5. Make Resurrection Count

The caveat to point four is this one: cheating death is only okay if it is hard. Even in a film as silly as Hudson Hawk, the last-minute resurrection of Tommy at the end cheapens everything because it’s not justified in the slightest. Yes, “I escaped somehow” can work if done at the right time, but not to beat back death. Death is just too important to be cheated like that. And Princess Bride shows there are two distinct parts of this: the buy out, and the cost. Wesley saves himself from death with a plea, but then can’t simply return to Buttercup because he is trapped being Roberts’ valet. The quest to engage Miracle Max brings Wesley back but the cost is his persistent floppiness. For something to hit home as a cost, it needs to both parts of the equation. You also need a time period where people really doubt they can come back, as well, so that’s three parts. Nobody expects the Spanish Inquisition.

D&D’s magic tends to invalidate the first one, but almost all games forget the second one as well.
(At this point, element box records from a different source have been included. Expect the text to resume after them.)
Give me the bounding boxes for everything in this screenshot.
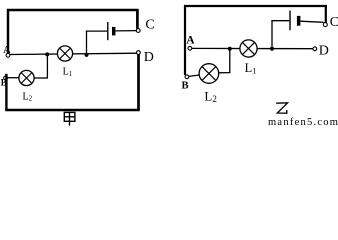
svg-text:D: D	[319, 43, 329, 58]
wire right upper vertical top corner to node C (left circuit)	[136, 9, 139, 29]
wire L2 branch vertical down (right circuit)	[229, 49, 231, 73]
svg-text:C: C	[330, 15, 338, 30]
battery short thick plate (left circuit)	[112, 27, 115, 36]
node A terminal circle (right circuit)	[188, 46, 192, 50]
wire L2 branch horizontal to lamp (right circuit)	[219, 72, 231, 74]
wire L2 branch vertical down (left circuit)	[46, 54, 48, 78]
battery long plate (left circuit)	[107, 22, 109, 40]
wire battery branch vertical up (left circuit)	[86, 31, 88, 55]
wire right lower vertical node D to bottom corner (left circuit)	[137, 54, 140, 110]
wire right vertical top corner to node C (right circuit)	[325, 5, 327, 23]
junction dot for battery branch (right circuit)	[270, 47, 274, 51]
wire left side from top corner to node B (right circuit)	[184, 5, 186, 75]
node B terminal circle (left circuit)	[4, 76, 8, 80]
junction dot for battery branch (left circuit)	[85, 53, 89, 57]
svg-text:L1: L1	[63, 67, 73, 78]
wire left lower vertical B to bottom corner (left circuit)	[5, 74, 7, 111]
wire bottom side (left circuit)	[5, 109, 139, 112]
junction dot for L2 branch (left circuit)	[45, 52, 49, 56]
lamp L1 (left circuit)	[57, 46, 72, 61]
wire left side from top corner to node A	[7, 9, 10, 54]
wire battery branch horizontal to battery (left circuit)	[86, 30, 107, 32]
wire from node B to lamp L2 (right circuit)	[189, 75, 200, 76]
wire battery branch vertical up (right circuit)	[271, 20, 273, 49]
wire main horizontal A to D (left circuit)	[10, 53, 137, 54]
lamp L2 (left circuit)	[19, 70, 34, 85]
wire battery to node C (left circuit)	[115, 30, 136, 32]
svg-text:A: A	[186, 35, 195, 47]
lamp L1 (right circuit)	[240, 40, 257, 57]
svg-text:L1: L1	[245, 61, 257, 76]
wire battery to node C (right circuit)	[300, 21, 323, 22]
wire top side (right circuit)	[184, 5, 327, 7]
lamp L2 (right circuit)	[199, 64, 219, 84]
node A terminal circle (left circuit)	[6, 53, 10, 57]
svg-text:manfen5.com: manfen5.com	[268, 117, 338, 126]
wire battery branch horizontal to battery (right circuit)	[271, 20, 289, 22]
svg-text:D: D	[144, 50, 154, 65]
battery long plate (right circuit)	[289, 11, 291, 31]
battery short thick plate (right circuit)	[297, 16, 301, 26]
wire main horizontal A to D (right circuit)	[192, 47, 313, 49]
wire top side (left circuit)	[7, 9, 138, 12]
junction dot for L2 branch (right circuit)	[228, 47, 232, 51]
node C terminal circle (left circuit)	[136, 29, 140, 33]
figure label yi (right circuit)	[276, 103, 287, 113]
figure label jia (left circuit)	[64, 112, 75, 125]
wire L2 branch horizontal to lamp (left circuit)	[34, 77, 48, 79]
svg-text:C: C	[145, 18, 154, 33]
svg-text:B: B	[182, 81, 189, 92]
node C terminal circle (right circuit)	[323, 23, 327, 27]
svg-text:L2: L2	[204, 89, 216, 105]
node B terminal circle (right circuit)	[185, 75, 189, 79]
svg-text:L2: L2	[23, 91, 33, 102]
node D terminal circle (right circuit)	[313, 47, 317, 51]
node D terminal circle (left circuit)	[137, 51, 141, 55]
wire from lamp L2 to node B (left circuit)	[8, 77, 19, 79]
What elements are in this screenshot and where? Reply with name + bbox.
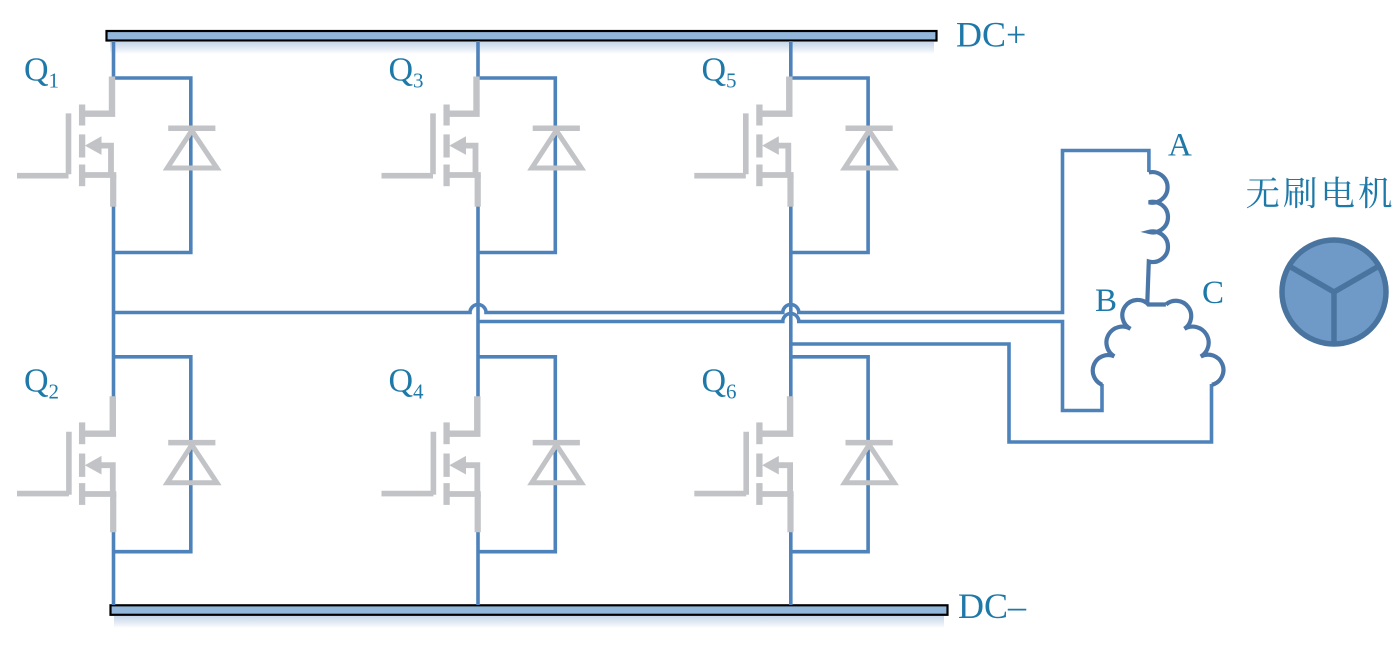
transistor Q5 [694,77,793,207]
wire: phase A from leg 1 midpoint [114,151,1149,313]
wire: leg 2 midpoint Q3 source to Q4 drain [476,206,480,398]
motor winding coil B [1093,300,1149,385]
svg-text:5: 5 [726,69,737,93]
wire: leg 3 midpoint Q5 source to Q6 drain [789,206,793,398]
transistor Q1 [17,77,116,207]
wire: diode loop bottom Q2 [114,357,191,552]
title 无刷电机 (brushless motor) [1247,176,1392,208]
DC- bus bar [111,605,948,628]
svg-text:Q: Q [389,52,414,89]
svg-text:A: A [1168,128,1192,164]
body diode D6 [845,443,895,483]
svg-text:2: 2 [49,380,60,404]
transistor Q2 [17,396,116,532]
svg-text:Q: Q [389,363,414,400]
wire: diode loop top Q1 [114,78,191,253]
svg-text:Q: Q [24,363,49,400]
wire: diode loop bottom Q4 [478,357,555,552]
wire: leg 1 Q2 source to DC- [112,531,116,605]
svg-text:DC–: DC– [958,586,1027,626]
wire: leg 1 midpoint Q1 source to Q2 drain [112,206,116,398]
label Q2 [24,363,59,404]
wire: diode loop top Q5 [791,78,868,253]
body diode D4 [532,443,582,483]
body diode D2 [167,443,217,483]
label Q3 [389,52,424,93]
transistor Q3 [382,77,481,207]
DC+ bus bar [107,31,937,54]
label Q5 [702,52,737,93]
svg-text:DC+: DC+ [956,15,1026,55]
wire: leg 1 from DC+ to Q1 drain [112,41,116,79]
body diode D1 [167,128,217,168]
wire: leg 2 from DC+ to Q3 drain [476,41,480,79]
brushless motor symbol [1282,240,1386,344]
svg-text:B: B [1095,283,1117,319]
wire: phase B from leg 2 midpoint [478,314,1102,411]
svg-text:6: 6 [726,380,737,404]
motor winding coil A [1147,172,1168,304]
svg-text:1: 1 [49,69,60,93]
transistor Q4 [382,396,481,532]
body diode D3 [532,128,582,168]
wire: phase C from leg 3 midpoint [791,344,1212,442]
wire: diode loop top Q3 [478,78,555,253]
label Q4 [389,363,425,404]
body diode D5 [845,128,895,168]
label Q1 [24,52,59,93]
label Q6 [702,363,737,404]
motor winding coil C [1166,301,1224,385]
wire: diode loop bottom Q6 [791,357,868,552]
svg-text:Q: Q [702,52,727,89]
svg-text:3: 3 [413,69,424,93]
svg-text:Q: Q [702,363,727,400]
svg-text:C: C [1202,275,1224,311]
svg-text:4: 4 [413,380,424,404]
wire: leg 3 from DC+ to Q5 drain [789,41,793,79]
transistor Q6 [694,396,793,532]
wire: leg 3 Q6 source to DC- [789,531,793,605]
wire: leg 2 Q4 source to DC- [476,531,480,605]
svg-text:Q: Q [24,52,49,89]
Great quests or epic items are required but then things are good as new. You don’t have to come back like Christopher Walken in the Dead Zone but a small penalty to your character’s rolls will make death’s sting so much more real. Something that slows down the whole party is even better, like not being able to cast the spells or pick the locks they depend on quite as much. And this applies on the small scale as well as the large. When someone goes down to zero hit points, leave them hanging for a while before announcing their fate. Move the spotlight somewhere else. It hurts, but it’s the good kind of hurt. And then when it comes to those stabilizing rolls, put the focus on them. Get the players to tell you what they’re doing to bring their friend back to life. Get some blood on their tunics. This is important. Death is important. Most of our RPGs are about fighting for our lives, if you don’t care about death and the reset button, you cheapen every part of the game, not just those moments.

Indeed, perhaps the single greatest moment in Princess Bride is when Inigo “dies” – and then comes back, using just his persuade skill to do it. The ultimate bluff check, perhaps, for the ultimate resurrection, in the ultimate B-Plot, fighting one of the ultimate villains. But we buy it. We buy a man coming back to life and we even forget he’s still holding in his guts when they find the horses. Because it hurts so much when it happens, and the buy out is so tricky, and he doesn’t just spring back to his feet he staggers up inch by inch, building momentum into an avalanche that is one of the greatest scenes in film, because of how it goes from total death to total victory. Make them work for defeating it, and you never need to actually kill them. They’ll remember the work so much more than any fait accompli. They’ll remember a reversal a thousand times more than a simple end.